**Signet Call 5-Dec-08**
**Attending**
Tom Barton, U. Chicago (stand-in chair)
Dave Donnelly, Stanford
Klara Jelinkova, Duke
Chris Hyzer, U. Penn
Shilen Patel, Duke
Albert Wu, UCLA
Bert Bee-Lindgren, Georgia Tech
RL "Bob" Morgan, U. Washington
Renee Frost, Internet2
Ann West, EDUCAUSE/Internet2Steve Olshansky, Internet2
Emily Eisbruch, Internet2 (scribe)
**New Action Items**
[AI] (Bert) will create a roadmap for incremental adoption of a privilege management strategy. This will include a diagram to help clarify terms being used.
**Carry Over Action Items**
[AI] (Bob) will take the next steps to establish a new discussion venue for privilege management directions.
**Discussion**
- Progress Wrapping up Signet
Dave reported that in wrapping up work on Signet hooks and plug ins, a major bug was exposed with regard to database connectivity. Signet could only have one database connection open it was always open. Fixing that bug has required rework of the object relational model. Dave is also working on refactoring and repackaging. The effort to integrate Signet with Eddy has not been started. Dave will look into Eddy and web services between now and end of year.
- Privilege Management Discussion Based on Tom’s Framing Document
Tom created a document called “Interfaces fore Managing Access with Groups, Roles, and Privileges” to help frame the discussion of support for role and privilege management. It can be found as an attachment at:
https://mail.internet2.edu/wws/arc/signet-dev/2008-12/msg00001.html
Tom explained the three primary highlights that came out of his thinking about privilege management:
1. It makes sense to focus on identifiers as a means of being able to loosely couple things and layer services. This will promote incremental adoption.
2. It’s important to describe a set of interfaces including roles, resources, and references, in addition to groups and privileges.
3. There are quite a few systems of identifiers to be managed, so it will be helpful to have an underlying unified naming plan.
Albert raised the issue of a potentially exploding number of identifiers because of privileges with parameters.
Albert shared a use case at UCLA in the DACSS system: in defining which accounting unit for which an employee can make purchases and how much money they can spend per transaction, there are a massive number of combinations.
The group discussed the question: Is it OK to use templates for privileges, or must there be unique identifiers, even if two people have the exact same parameter values? Bert expressed the opinion that each person should have a unique identifier for his privileges, even if he shares those same privileges with another person. TomB stated that unique identifiers may be important for financial systems, but the answer may be different when privileges cross several systems. There are times when it’s valuable to say “all occupants of this role have the same privileges” An example of this could be a shared file system with a quota system, where there is a Quota A and Quota B. You don’t want to uniquely identify the assignment of Quota A for each person. You just want to say “Quota A”
Chris suggested that perhaps a type could be used, so in some cases all privilege combinations are specified up front and in some cases the privilege combinations are flexible.
TomB noted that the identifier assignment process is not addressed in his privilege management document. The model is not complete yet.
Bob remarked that privilege management analysis was done at Stanford years ago (including the idea of separating privileges from roles) and that work formed a conceptual basis for Signet. TomB stated he is not trying to rehash previous work, but he wants to think about terminology a little differently.
Albert stated that the user interface might be more important than data representations. We are asking humans to manage a complex set of data relationships. Most people are not trained to do this. Also the need to be able search and retrieve is crucial.
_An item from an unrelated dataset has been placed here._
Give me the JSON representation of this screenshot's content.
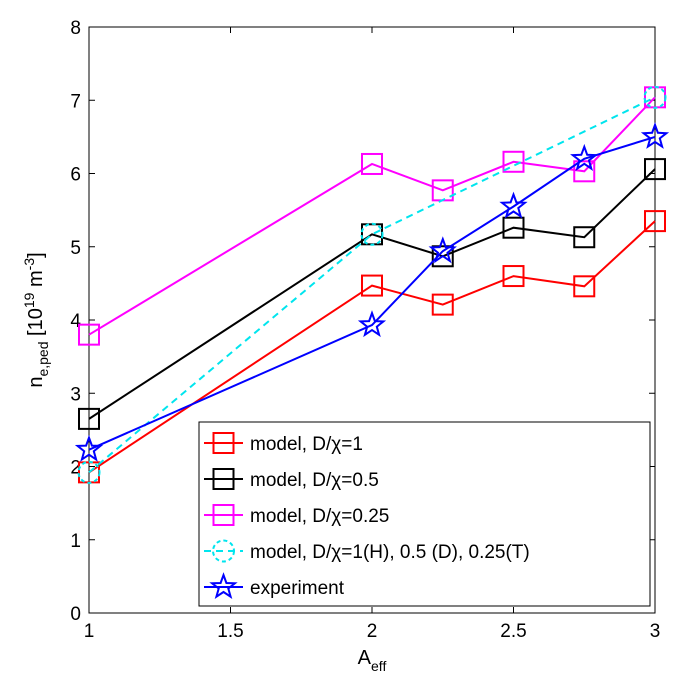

Try to model how humans behave.
TomB summarized lessons from Grouper with respect to the UI: some institutions want a separate window for group management while others don’t want folks to know group management is going on. So maybe one UI isn’t realistic. Interfaces must be good at enabling others to create effective contextual UIs (such as UIs that let people know the range of values for a parameter).
Klara said it’s a challenge to keep design at a level that’s useful and also has enough granularity. Need to make progress and not drill too deep into some details.
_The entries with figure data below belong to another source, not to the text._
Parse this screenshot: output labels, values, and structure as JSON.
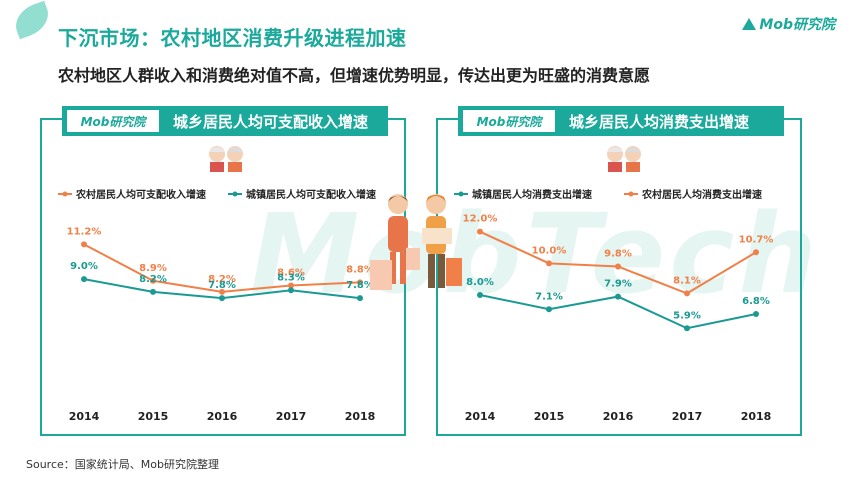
{
  "header": {
    "title": "下沉市场：农村地区消费升级进程加速",
    "subtitle": "农村地区人群收入和消费绝对值不高，但增速优势明显，传达出更为旺盛的消费意愿",
    "brand": "Mob研究院"
  },
  "watermark": "MobTech",
  "source": "Source：国家统计局、Mob研究院整理",
  "colors": {
    "accent": "#1aa99b",
    "orange": "#f08048",
    "teal": "#1a9a93"
  },
  "chart_data": [
    {
      "type": "line",
      "title": "城乡居民人均可支配收入增速",
      "logo": "Mob研究院",
      "x": [
        "2014",
        "2015",
        "2016",
        "2017",
        "2018"
      ],
      "ylim": [
        0,
        14
      ],
      "legend_position": "top",
      "series": [
        {
          "name": "农村居民人均可支配收入增速",
          "color": "#f08048",
          "values": [
            11.2,
            8.9,
            8.2,
            8.6,
            8.8
          ],
          "labels": [
            "11.2%",
            "8.9%",
            "8.2%",
            "8.6%",
            "8.8%"
          ]
        },
        {
          "name": "城镇居民人均可支配收入增速",
          "color": "#1a9a93",
          "values": [
            9.0,
            8.2,
            7.8,
            8.3,
            7.8
          ],
          "labels": [
            "9.0%",
            "8.2%",
            "7.8%",
            "8.3%",
            "7.8%"
          ]
        }
      ]
    },
    {
      "type": "line",
      "title": "城乡居民人均消费支出增速",
      "logo": "Mob研究院",
      "x": [
        "2014",
        "2015",
        "2016",
        "2017",
        "2018"
      ],
      "ylim": [
        0,
        14
      ],
      "legend_position": "top",
      "series": [
        {
          "name": "城镇居民人均消费支出增速",
          "color": "#1a9a93",
          "values": [
            8.0,
            7.1,
            7.9,
            5.9,
            6.8
          ],
          "labels": [
            "8.0%",
            "7.1%",
            "7.9%",
            "5.9%",
            "6.8%"
          ]
        },
        {
          "name": "农村居民人均消费支出增速",
          "color": "#f08048",
          "values": [
            12.0,
            10.0,
            9.8,
            8.1,
            10.7
          ],
          "labels": [
            "12.0%",
            "10.0%",
            "9.8%",
            "8.1%",
            "10.7%"
          ]
        }
      ]
    }
  ]
}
Tom stated there were two defects with Signet as it developed.
1. It wasn’t possible to refer a privilege out of Signet. Signet was too vertical and couldn’t be layered very well.
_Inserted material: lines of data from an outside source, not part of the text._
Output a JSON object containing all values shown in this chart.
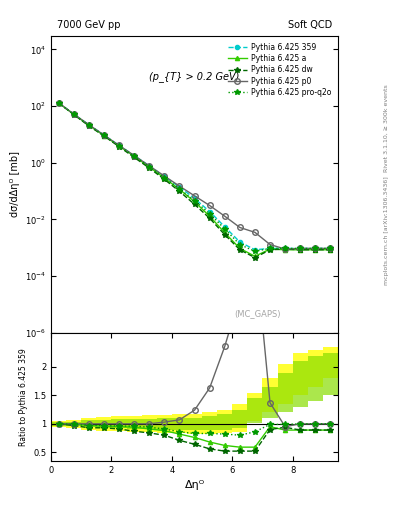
{
  "title_left": "7000 GeV pp",
  "title_right": "Soft QCD",
  "annotation": "(p_{T} > 0.2 GeV)",
  "watermark": "(MC_GAPS)",
  "ylabel_main": "dσ/dΔηᴼ [mb]",
  "ylabel_ratio": "Ratio to Pythia 6.425 359",
  "xlabel": "Δηᴼ",
  "right_label": "Rivet 3.1.10, ≥ 300k events",
  "right_label2": "mcplots.cern.ch [arXiv:1306.3436]",
  "xmin": 0,
  "xmax": 9.5,
  "ylim_main": [
    1e-06,
    30000.0
  ],
  "ylim_ratio": [
    0.35,
    2.6
  ],
  "series": [
    {
      "label": "Pythia 6.425 359",
      "color": "#00CCCC",
      "linestyle": "--",
      "marker": "o",
      "markersize": 3,
      "linewidth": 1.0
    },
    {
      "label": "Pythia 6.425 a",
      "color": "#33CC00",
      "linestyle": "-",
      "marker": "^",
      "markersize": 3,
      "linewidth": 1.0
    },
    {
      "label": "Pythia 6.425 dw",
      "color": "#006600",
      "linestyle": "--",
      "marker": "*",
      "markersize": 4,
      "linewidth": 1.0
    },
    {
      "label": "Pythia 6.425 p0",
      "color": "#666666",
      "linestyle": "-",
      "marker": "o",
      "markersize": 4,
      "linewidth": 1.0,
      "markerfacecolor": "none"
    },
    {
      "label": "Pythia 6.425 pro-q2o",
      "color": "#009900",
      "linestyle": ":",
      "marker": "*",
      "markersize": 4,
      "linewidth": 1.0
    }
  ],
  "x_main": [
    0.25,
    0.75,
    1.25,
    1.75,
    2.25,
    2.75,
    3.25,
    3.75,
    4.25,
    4.75,
    5.25,
    5.75,
    6.25,
    6.75,
    7.25,
    7.75,
    8.25,
    8.75,
    9.25
  ],
  "y_359": [
    130,
    52,
    22,
    9.5,
    4.1,
    1.8,
    0.78,
    0.33,
    0.14,
    0.055,
    0.019,
    0.0055,
    0.0016,
    0.00085,
    0.00095,
    0.00095,
    0.00095,
    0.00095,
    0.00095
  ],
  "y_a": [
    128,
    51,
    21,
    9.1,
    3.9,
    1.7,
    0.71,
    0.29,
    0.115,
    0.042,
    0.013,
    0.0034,
    0.00095,
    0.0005,
    0.0009,
    0.00085,
    0.00085,
    0.00085,
    0.00085
  ],
  "y_dw": [
    129,
    50,
    20,
    8.8,
    3.7,
    1.55,
    0.65,
    0.26,
    0.098,
    0.034,
    0.011,
    0.0029,
    0.00085,
    0.00045,
    0.00085,
    0.0009,
    0.00085,
    0.00085,
    0.00085
  ],
  "y_p0": [
    130,
    52,
    22,
    9.5,
    4.1,
    1.8,
    0.78,
    0.34,
    0.15,
    0.068,
    0.031,
    0.013,
    0.0052,
    0.0035,
    0.0013,
    0.0009,
    0.00095,
    0.00095,
    0.00095
  ],
  "y_proq2o": [
    128,
    51,
    21,
    9.2,
    3.95,
    1.72,
    0.73,
    0.3,
    0.12,
    0.046,
    0.016,
    0.0046,
    0.0013,
    0.00075,
    0.00095,
    0.00095,
    0.00095,
    0.00095,
    0.00095
  ],
  "ratio_a": [
    1.0,
    1.0,
    0.97,
    0.96,
    0.95,
    0.94,
    0.91,
    0.88,
    0.82,
    0.76,
    0.68,
    0.62,
    0.59,
    0.59,
    0.95,
    0.89,
    0.89,
    0.89,
    0.89
  ],
  "ratio_dw": [
    1.0,
    0.97,
    0.93,
    0.93,
    0.91,
    0.87,
    0.84,
    0.8,
    0.71,
    0.64,
    0.56,
    0.52,
    0.52,
    0.52,
    0.9,
    0.94,
    0.89,
    0.89,
    0.89
  ],
  "ratio_p0": [
    1.0,
    1.0,
    1.0,
    1.0,
    1.0,
    1.0,
    1.0,
    1.03,
    1.07,
    1.24,
    1.63,
    2.36,
    3.25,
    4.12,
    1.37,
    0.95,
    1.0,
    1.0,
    1.0
  ],
  "ratio_proq2o": [
    1.0,
    0.99,
    0.97,
    0.97,
    0.96,
    0.96,
    0.94,
    0.91,
    0.86,
    0.83,
    0.83,
    0.82,
    0.8,
    0.86,
    0.99,
    0.99,
    1.0,
    1.0,
    1.0
  ],
  "band_yellow_lo": [
    0.95,
    0.93,
    0.9,
    0.88,
    0.87,
    0.86,
    0.85,
    0.84,
    0.83,
    0.82,
    0.82,
    0.83,
    0.85,
    1.05,
    1.2,
    1.35,
    1.5,
    1.65,
    1.8
  ],
  "band_yellow_hi": [
    1.05,
    1.07,
    1.1,
    1.12,
    1.13,
    1.14,
    1.15,
    1.16,
    1.17,
    1.18,
    1.2,
    1.25,
    1.35,
    1.55,
    1.8,
    2.05,
    2.25,
    2.3,
    2.35
  ],
  "band_green_lo": [
    0.97,
    0.96,
    0.94,
    0.93,
    0.92,
    0.91,
    0.91,
    0.9,
    0.89,
    0.89,
    0.89,
    0.9,
    0.92,
    1.02,
    1.1,
    1.2,
    1.3,
    1.4,
    1.5
  ],
  "band_green_hi": [
    1.03,
    1.04,
    1.06,
    1.07,
    1.08,
    1.09,
    1.09,
    1.1,
    1.11,
    1.11,
    1.13,
    1.17,
    1.25,
    1.45,
    1.65,
    1.9,
    2.1,
    2.2,
    2.25
  ]
}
2. There were problems with the scope parameter in Signet.
There was consensus that the range of requirements -- from groups with a small number of roles to applications with highly parameterized privileges -- are all on a continuum, and a system should be able to handle all parts of the continuum. APIs, hooks, auditing, and integration, are all layers around the continuum and all have same general requirements, if not same precise requirements.
It would be beneficial to lay out a roadmap showing incremental adoption and to have a toolset that supports gradual migration.
[AI] (Bert) will create a roadmap for incremental adoption of a privilege management strategy. This will include a diagram to help clarify terms being used.
Next Call: Friday, December 19 at noon ET.